HeardLibrary / vandycite

0 stars 0 forks source link

Step 3: identify Commons works linked to non-artwork items that don't have Wikidata artwork items and create the artwork items #9

Closed baskaufs closed 2 years ago

baskaufs commented 3 years ago

The string values should be entered in the ACT data dump CSV file in the ObjectFunction column and the script will assign the Q IDs. Let Steve know if there should be new types added to this list. Charlotte will do

baskaufs commented 3 years ago

Complications:

  1. Many of the cases will have minimal data from Commons. For example, this. Issues: who is actually the artist? What recognition is necessary for the Commons user Judgefloro
  2. Here is a case where the artwork is in a gallery (BYU), but the gallery hasn't made the metadata freely available: commons page. See this from the gallery and this from some company (associated with the gallery?). In this case, how much metadata from ACT can be used to make up for the lack of information from the gallery?
baskaufs commented 3 years ago

This query should just give us the works that we need to create Wikidata artwork items for (then delete the ACT ID from the non-artwork hits):

# Since all cleanup has been done where a work has a Wikidata item that's an artwork
# this query should just be the works that need to have artwork items created.
select distinct ?work1 ?actId1 ?work1Label ?class1Label where {
  ?work1 wdt:P9092 ?actId1.
  ?work1 wdt:P18 ?commonsImage.
  optional {?work1 wdt:P31 ?class1.}

  minus {?work1 wdt:P31 wd:Q3305213.} # painting
  minus {?work1 wdt:P31 wd:Q15711026.} # altarpiece  
  minus {?work1 wdt:P31 wd:Q93184.} # drawing
  minus {?work1 wdt:P31 wd:Q22669139.} # fresco
  minus {?work1 wdt:P31 wd:Q15123870.} # lithograph
  minus {?work1 wdt:P31 wd:Q8362.} # miniature
  minus {?work1 wdt:P31 wd:Q133067.} # mosaic
  minus {?work1 wdt:P31 wd:Q219423.} # mural
  minus {?work1 wdt:P31 wd:Q125191.} # photograph
  minus {?work1 wdt:P31 wd:Q11060274.} # print
  minus {?work1 wdt:P31 wd:Q1064538.} # quilt
  minus {?work1 wdt:P31 wd:Q245117.} # relief sculpture
  minus {?work1 wdt:P31 wd:Q860861.} # sculpture
  minus {?work1 wdt:P31 wd:Q2282251.} # seven-branched candlestick
  minus {?work1 wdt:P31 wd:Q1473346.} # stained glass
  minus {?work1 wdt:P31 wd:Q179700.} # statue
  minus {?work1 wdt:P31 wd:Q18761202.} # watercolor painting
  minus {?work1 wdt:P31 wd:Q48498.} # illuminated manuscript
  minus {?work1 wdt:P31 wd:Q184296.} # tapestry

  SERVICE wikibase:label { bd:serviceParam wikibase:language "[AUTO_LANGUAGE],en". } # Helps get the label in your language, if not, then en language
 }
order by ?work1Label
baskaufs commented 3 years ago

Used the "Script to pull data for works needing processing" section of the compare_metadata_sources.ipynb script to generate files act_data_fix.csv and commons_data_fix.csv that we can use to create the items for this phase.

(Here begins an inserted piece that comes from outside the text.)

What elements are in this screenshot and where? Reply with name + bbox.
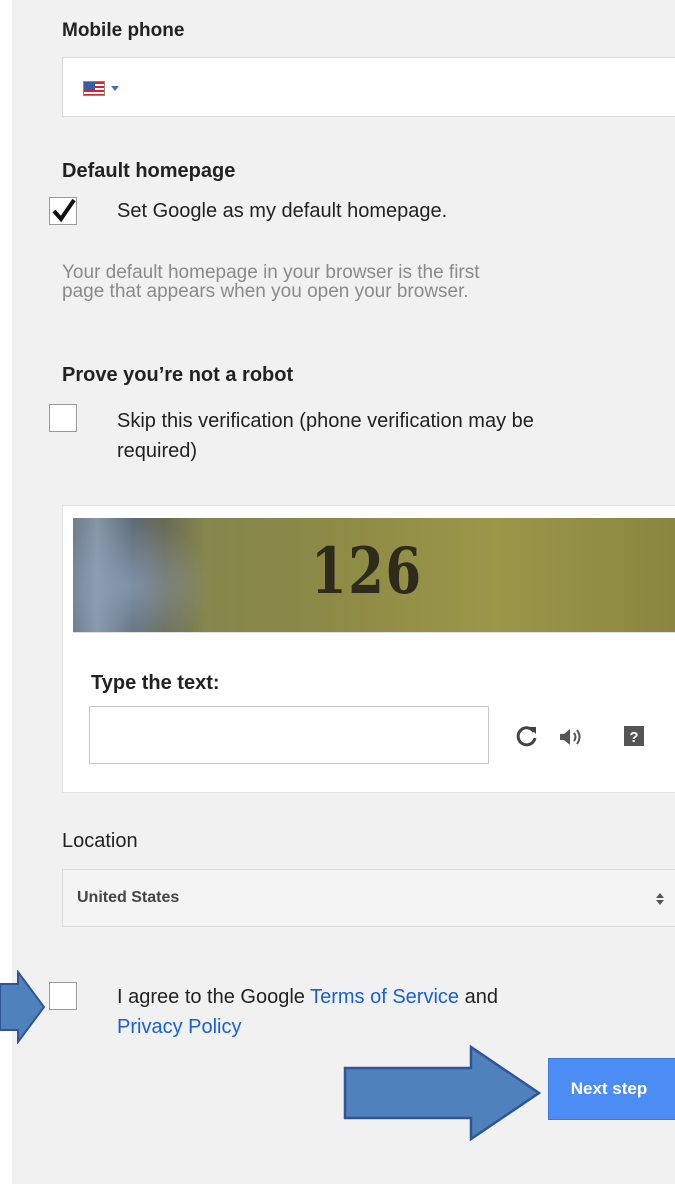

baskaufs commented 2 years ago

Created a table of candidate properties to use here

baskaufs commented 2 years ago

Fixed script to output potential artist matches. (task 4)

baskaufs commented 2 years ago

Deciding on what is the primary artwork is still a bit confusing. For example, https://diglib.library.vanderbilt.edu//act-imagelink.pl?RC=55547 is a house. Is the house an artwork and the photo another artistic representation of it? I suppose the architect (if there was one) would be the artist. In that case the type of the artwork should be "architectural structure" and not photograph.

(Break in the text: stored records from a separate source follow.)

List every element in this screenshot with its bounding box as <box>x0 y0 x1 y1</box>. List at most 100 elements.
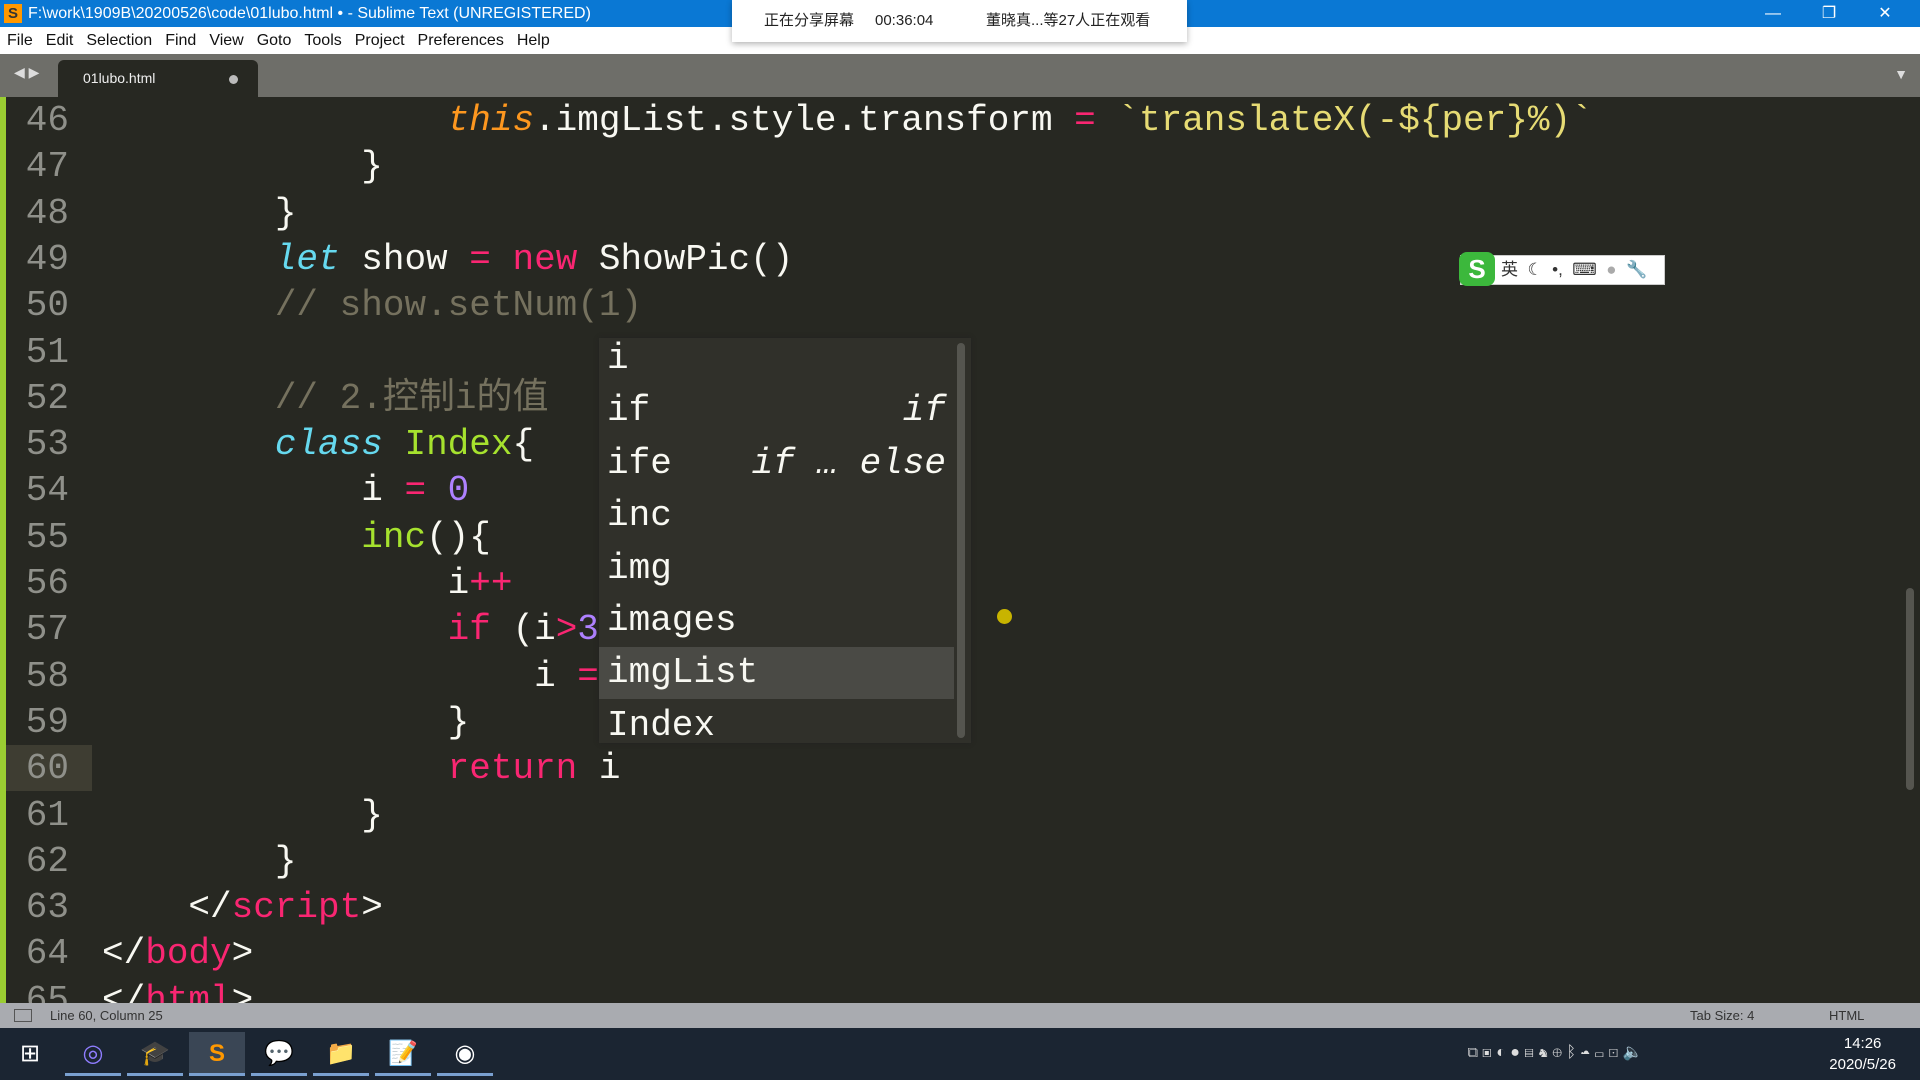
keyboard-icon[interactable]: ⌨ <box>1568 260 1597 279</box>
line-number: 58 <box>25 655 69 697</box>
line-number: 49 <box>25 238 69 280</box>
ime-mode[interactable]: 英 <box>1501 260 1518 279</box>
notepad-icon[interactable]: 📝 <box>375 1032 431 1076</box>
menu-file[interactable]: File <box>7 32 33 49</box>
sogou-logo-icon[interactable]: S <box>1459 252 1495 286</box>
chrome-icon[interactable]: ◉ <box>437 1032 493 1076</box>
line-number: 56 <box>25 563 69 604</box>
line-number: 62 <box>25 840 69 882</box>
code-token: this <box>447 100 535 141</box>
menu-tools[interactable]: Tools <box>304 32 341 49</box>
code-token: } <box>102 192 297 234</box>
autocomplete-scrollbar[interactable] <box>957 343 965 738</box>
code-text: } <box>102 839 297 885</box>
code-token: > <box>555 609 578 651</box>
code-token: i <box>102 563 470 604</box>
autocomplete-item[interactable]: if if <box>599 385 954 437</box>
code-token: body <box>145 933 232 975</box>
autocomplete-item[interactable]: imgList <box>599 647 954 700</box>
wrench-icon[interactable]: 🔧 <box>1621 260 1647 279</box>
tab-01lubo[interactable]: 01lubo.html <box>58 60 258 97</box>
autocomplete-item[interactable]: images <box>599 595 954 647</box>
autocomplete-label: inc <box>607 495 672 537</box>
tab-label: 01lubo.html <box>83 70 156 86</box>
autocomplete-item[interactable]: img <box>599 543 954 595</box>
autocomplete-label: images <box>607 600 737 641</box>
clock[interactable]: 14:26 2020/5/26 <box>1829 1033 1896 1075</box>
code-token: 0 <box>447 470 470 512</box>
clock-date: 2020/5/26 <box>1829 1056 1896 1073</box>
vertical-scrollbar[interactable] <box>1906 588 1914 790</box>
menu-edit[interactable]: Edit <box>46 32 74 49</box>
tray-icons[interactable]: ⧉ ▣ ◐ ● ▤ ♞ ⊕ ᛒ ☁ ▭ ⊡ 🔈 <box>1468 1042 1643 1062</box>
code-text: } <box>102 700 470 746</box>
punctuation-icon[interactable]: •, <box>1547 260 1563 279</box>
line-number: 52 <box>25 377 69 419</box>
code-token: } <box>102 840 297 882</box>
menu-selection[interactable]: Selection <box>86 32 152 49</box>
cortana-icon[interactable]: ◎ <box>65 1032 121 1076</box>
wechat-icon[interactable]: 💬 <box>251 1032 307 1076</box>
share-viewers[interactable]: 董晓真...等27人正在观看 <box>986 0 1150 42</box>
user-icon[interactable]: ● <box>1602 260 1616 279</box>
code-token: html <box>145 979 232 1003</box>
file-explorer-icon[interactable]: 📁 <box>313 1032 369 1076</box>
taskbar: ⊞ ◎ 🎓 S 💬 📁 📝 ◉ ⧉ ▣ ◐ ● ▤ ♞ ⊕ ᛒ ☁ ▭ ⊡ 🔈 … <box>0 1028 1920 1080</box>
moon-icon[interactable]: ☾ <box>1523 260 1542 279</box>
close-button[interactable]: ✕ <box>1857 0 1913 27</box>
autocomplete-label: Index <box>607 704 716 746</box>
autocomplete-item[interactable]: i <box>599 333 954 385</box>
code-token: = <box>577 655 599 697</box>
menu-goto[interactable]: Goto <box>257 32 292 49</box>
menu-find[interactable]: Find <box>165 32 196 49</box>
code-text: this.imgList.style.transform = `translat… <box>102 98 1593 144</box>
code-token: .imgList.style.transform <box>534 100 1075 141</box>
line-number: 54 <box>25 470 69 512</box>
code-text: // show.setNum(1) <box>102 283 642 329</box>
code-token: (){ <box>426 516 491 558</box>
tab-size[interactable]: Tab Size: 4 <box>1690 1003 1754 1028</box>
mouse-cursor-highlight <box>997 609 1012 624</box>
autocomplete-item[interactable]: inc <box>599 490 954 542</box>
sublime-text-icon[interactable]: S <box>189 1032 245 1076</box>
code-token: > <box>361 887 383 929</box>
code-text: inc(){ <box>102 515 491 561</box>
cursor-position: Line 60, Column 25 <box>50 1008 163 1023</box>
line-number: 65 <box>25 979 69 1003</box>
graduation-cap-icon[interactable]: 🎓 <box>127 1032 183 1076</box>
code-token: ++ <box>469 563 513 604</box>
menu-help[interactable]: Help <box>517 32 550 49</box>
panel-toggle-icon[interactable] <box>14 1009 32 1022</box>
tab-dropdown-icon[interactable]: ▼ <box>1894 66 1908 82</box>
code-token: } <box>102 794 383 836</box>
menu-project[interactable]: Project <box>355 32 405 49</box>
code-token: show <box>339 238 470 280</box>
restore-button[interactable]: ❐ <box>1801 0 1857 27</box>
code-token: </ <box>102 887 232 929</box>
code-token: return <box>447 748 578 790</box>
syntax-mode[interactable]: HTML <box>1829 1003 1864 1028</box>
code-token: // 2.控制i的值 <box>274 377 549 419</box>
start-icon[interactable]: ⊞ <box>2 1032 58 1076</box>
menu-view[interactable]: View <box>209 32 243 49</box>
screen-share-overlay: 正在分享屏幕 00:36:04 董晓真...等27人正在观看 <box>732 0 1187 42</box>
code-token: = <box>404 470 427 512</box>
autocomplete-hint: if <box>902 390 946 432</box>
code-token: = <box>1074 100 1096 141</box>
code-token: inc <box>361 516 427 558</box>
menu-preferences[interactable]: Preferences <box>418 32 504 49</box>
tab-nav-arrows-icon[interactable]: ◀ ▶ <box>14 64 39 81</box>
autocomplete-item[interactable]: ife if … else <box>599 438 954 490</box>
code-token: = <box>469 238 491 280</box>
autocomplete-item[interactable]: Index <box>599 700 954 752</box>
code-text: return i <box>102 746 621 792</box>
code-token: </ <box>102 979 146 1003</box>
code-text: i++ <box>102 561 513 607</box>
autocomplete-hint: if … else <box>751 442 946 484</box>
minimize-button[interactable]: — <box>1745 0 1801 27</box>
autocomplete-popup: i if if ife if … else inc img images imgList Inde… <box>599 338 971 746</box>
modified-dot-icon[interactable] <box>229 75 238 84</box>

In contrast, if it's a photo of a person or natural feature, the photo is the artwork since no human designed the depicted object. In that case the type of the artwork would be "photograph".

The key distinction seems to be whether the thing depicted in the photograph was designed by a person or not.

baskaufs commented 2 years ago

Particularly for architectural works, the current script frequently puts the photographer as the artist rather than the architect. I had to check many of these manually. There were also some "photographs" that needed to be re-classified as architectural objects. It may be that there would be a use for using some kind of image recognition on the images to see if they were buildings or not, if it was capable of recognizing them.

baskaufs commented 2 years ago

It was actually pretty rare for items to be correctly identified as "photograph" rather than an underlying artwork, since relatively few images were of humans or natural features. So probably all items that the script designates as "photograph" need to be checked for incorrect typing.

baskaufs commented 2 years ago

VanderBot now supports novalue anonymous artists. See #21